In 1999, he received a Master’s degree from Stanford University in Applied Physics and then went on to work as an assistant professor of Physics at the United States Military Academy. Then, in 2003, Vande Hei reported to the 1st Space Battalion at Petersen Air Force Base, starting in supporting positions before becoming the battalion’s operations officer. As a space support team leader, Vande Hei completed a 12-month tour in Iraq during Operation Iraqi Freedom.
Mark Vande Hei transitioned to NASA’s Johnson Space Center in 2006 as part of a continuous U.S. Army Contingent working for NASA. At Johnson, Vande Hei worked as Capcom supporting ISS mission operations between Expeditions 15 and 20 as well as five Space Shuttle missions.
Vande Hei was selected by NASA as an Astronaut Candidate as part of the agency’s 20th Astronaut Group, announced in June 2009. He completed two years of basic training and evaluations, being familiarized with spaceflight procedures and technological matters. Qualified as an Astronaut in 2011, Vande Hei entered specialized training operations under the framework of the International Space Station and Soyuz programs, supporting the Space Station Integration and Exploration branches of the Astronaut Office and supporting mission operations at Mission Control as Capcom. In 2012/13, he worked as the Astronaut Office Director of Operations in Russia.
In July 2014, Vande Hei participated in the NEEMO 18 underwater expedition which lasted nine days. NEEMO stands for NASA Extreme Environment Mission Operations and involves multi-day expeditions to the Aquarius underwater laboratory off Key Largo, Florida. In addition to preparing Astronauts for the space flight environment, NEEMO also serves as a pathfinder for future surface exploration on the Moon, Mars and asteroids.
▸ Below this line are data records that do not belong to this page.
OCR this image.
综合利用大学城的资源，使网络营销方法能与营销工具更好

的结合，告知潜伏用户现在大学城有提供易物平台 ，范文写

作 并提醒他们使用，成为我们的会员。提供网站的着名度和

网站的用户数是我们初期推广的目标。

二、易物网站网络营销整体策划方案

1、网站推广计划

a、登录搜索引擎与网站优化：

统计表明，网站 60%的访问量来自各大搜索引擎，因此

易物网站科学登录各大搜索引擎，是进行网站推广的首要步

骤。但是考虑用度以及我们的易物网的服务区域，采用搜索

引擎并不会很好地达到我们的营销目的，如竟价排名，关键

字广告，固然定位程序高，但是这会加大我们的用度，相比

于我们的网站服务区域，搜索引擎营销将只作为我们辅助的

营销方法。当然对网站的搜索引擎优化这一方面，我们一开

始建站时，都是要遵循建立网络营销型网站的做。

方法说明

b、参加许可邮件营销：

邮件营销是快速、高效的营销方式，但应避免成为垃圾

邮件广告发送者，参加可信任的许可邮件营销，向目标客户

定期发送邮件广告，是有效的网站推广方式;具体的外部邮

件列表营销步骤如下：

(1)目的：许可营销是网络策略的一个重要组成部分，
Mark Vande Hei received his first flight assignment in May 2015 as part of the Soyuz MS-04 crew flying to ISS in 2017 for Expedition 51/52 with Aleksandr Misurkin as Soyuz Commander and Nikolai Tikhonov as Flight Engineer #1. They entered flight-specific training at the Gagarin Cosmonaut Training Center in July 2015 and went through winter survival training in a forest outside Moscow to prepare for the unlikely event of an off-target landing in winter conditions.
The crew was in place for the launch of Soyuz MS-02 as backups and expected to fly on the MS-04 mission, however, there were considerable changes to the 2016/17 ISS crews due to Russia’s decision to cut its permanent staff on ISS to only two Cosmonauts. As a result, crews were shuffled and Tikhonov lost his flight assignment. Misurkin and Vande Hei were switched to Soyuz MS-06 and NASA veteran Joe Acaba was called up on relatively short notice to join them as the USOS crew complement is stepped up to four.
Misurkin and Vande Hei were again standing by at the Baikonur Cosmodrome in July 2017 as backup crew for Soyuz MS-05 along with Norishige Kanai who will fly on MS-07. They then entered a final month of Soyuz and ISS training with Joe Acaba to be ready for a mid-September liftoff on a mission that is expected to be five months in duration, slightly shortened due to an upset to the regular Soyuz schedule caused by technical problems earlier in 2017.
Mark Vande Hei is married; he and his wife have two children. In his free time, he enjoys exercise, camping, windsurfing and reading.